Further, X in the formula (I) in the compounds produced in Examples 4 to 7 is 25 mol% , And the remaining 75 mole% is -CH ₂ - is.

Examples 8-10 Phenol 316 parts and P-toluenesulfonic acid monohydrate 0.6 parts were dissolved in toluene 280 parts, and P- was added to a solution heated to 95 ° C.
55 parts of methyl formyl benzoate and a predetermined amount of the aldehyde shown in Table 2 below were dissolved or evenly dispersed in 400 parts of toluene, and the resulting mixture was added dropwise under stirring in a nitrogen stream over 1.5 hours. The water that comes out during the reaction is distilled off to the outside of the system
After reacting for 1 hour, the mixture was further reacted at 100 ° C for 1 hour, 6 parts of concentrated hydrochloric acid was added thereto and further reacted for 2 hours.
And reacted for 2 hours.

The reaction product obtained here was added with a 5% aqueous sodium hydroxide solution 60.
After addition of 0 part and hydrolysis for 2 hours under heating and refluxing, the toluene layer was separated and removed, the aqueous layer was acidified with a 10% hydrochloric acid aqueous solution, and the obtained solid was washed with 300 parts of water three times, Unreacted phenolic compounds were removed by distillation under reduced pressure and flushing with steam to obtain hydroxycarboxylic acid.
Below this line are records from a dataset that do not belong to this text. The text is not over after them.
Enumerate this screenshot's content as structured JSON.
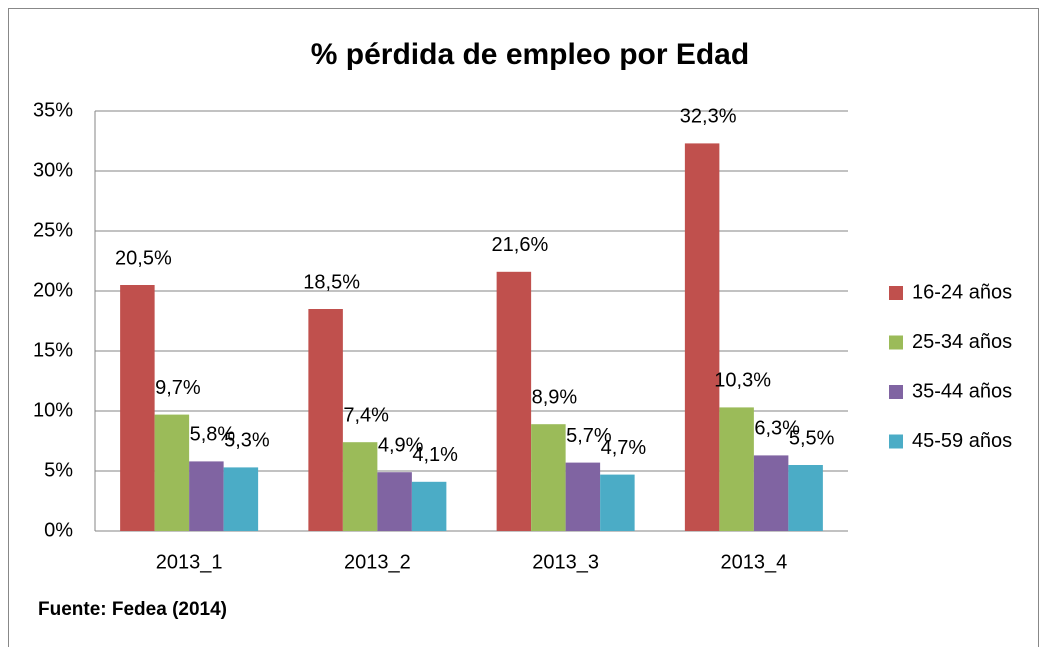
{
  "chart_data": {
    "type": "bar",
    "title": "% pérdida de empleo por Edad",
    "categories": [
      "2013_1",
      "2013_2",
      "2013_3",
      "2013_4"
    ],
    "series": [
      {
        "name": "16-24 años",
        "color": "#c0504d",
        "values": [
          20.5,
          18.5,
          21.6,
          32.3
        ],
        "value_labels": [
          "20,5%",
          "18,5%",
          "21,6%",
          "32,3%"
        ]
      },
      {
        "name": "25-34 años",
        "color": "#9bbb59",
        "values": [
          9.7,
          7.4,
          8.9,
          10.3
        ],
        "value_labels": [
          "9,7%",
          "7,4%",
          "8,9%",
          "10,3%"
        ]
      },
      {
        "name": "35-44 años",
        "color": "#8064a2",
        "values": [
          5.8,
          4.9,
          5.7,
          6.3
        ],
        "value_labels": [
          "5,8%",
          "4,9%",
          "5,7%",
          "6,3%"
        ]
      },
      {
        "name": "45-59 años",
        "color": "#4bacc6",
        "values": [
          5.3,
          4.1,
          4.7,
          5.5
        ],
        "value_labels": [
          "5,3%",
          "4,1%",
          "4,7%",
          "5,5%"
        ]
      }
    ],
    "ylim": [
      0,
      35
    ],
    "yticks": [
      {
        "value": 0,
        "label": "0%"
      },
      {
        "value": 5,
        "label": "5%"
      },
      {
        "value": 10,
        "label": "10%"
      },
      {
        "value": 15,
        "label": "15%"
      },
      {
        "value": 20,
        "label": "20%"
      },
      {
        "value": 25,
        "label": "25%"
      },
      {
        "value": 30,
        "label": "30%"
      },
      {
        "value": 35,
        "label": "35%"
      }
    ],
    "grid": true,
    "legend": "right",
    "source": "Fuente: Fedea (2014)"
  }
}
Table 2 shows the yield of the obtained hydroxycarboxylic acid, the melting point, the molecular weight determined by the freezing point depression method using dioxane, and the result of elemental analysis. The structures of the compounds confirmed by NMR and IR are also shown in Table 2.
Also described in. Note that n shown in Table 2 is n in the formula (I).
The average value of is shown.

Further, 60 mol% of X in Examples 8 to 9 is Further, 60 mol% of X in Example 10 is

Claims (1)

[Claims] 1. When producing a hydroxycarboxylic acid derivative mainly composed of a structure represented by the following formula (I), At least one aldehyde represented by the following formula (II-1) [However, in the formula (II-1), the definition of R is the same as the above formula (I). ] At least one aldehyde and / or ketone represented by the following formula (II-2) [However, in the formula (II-2), the definitions of R ′ and R ″ are the same as those in the above formula (I).] At least one aromatic hydroxy compound represented by the following formula (III): Ar- (OH) _m (III) [However, the definition of Ar, m in the formula (III) is the same as that of the above formula (I).] It is characterized by reacting in the presence of an acidic catalyst. A method for producing a hydroxycarboxylic acid derivative.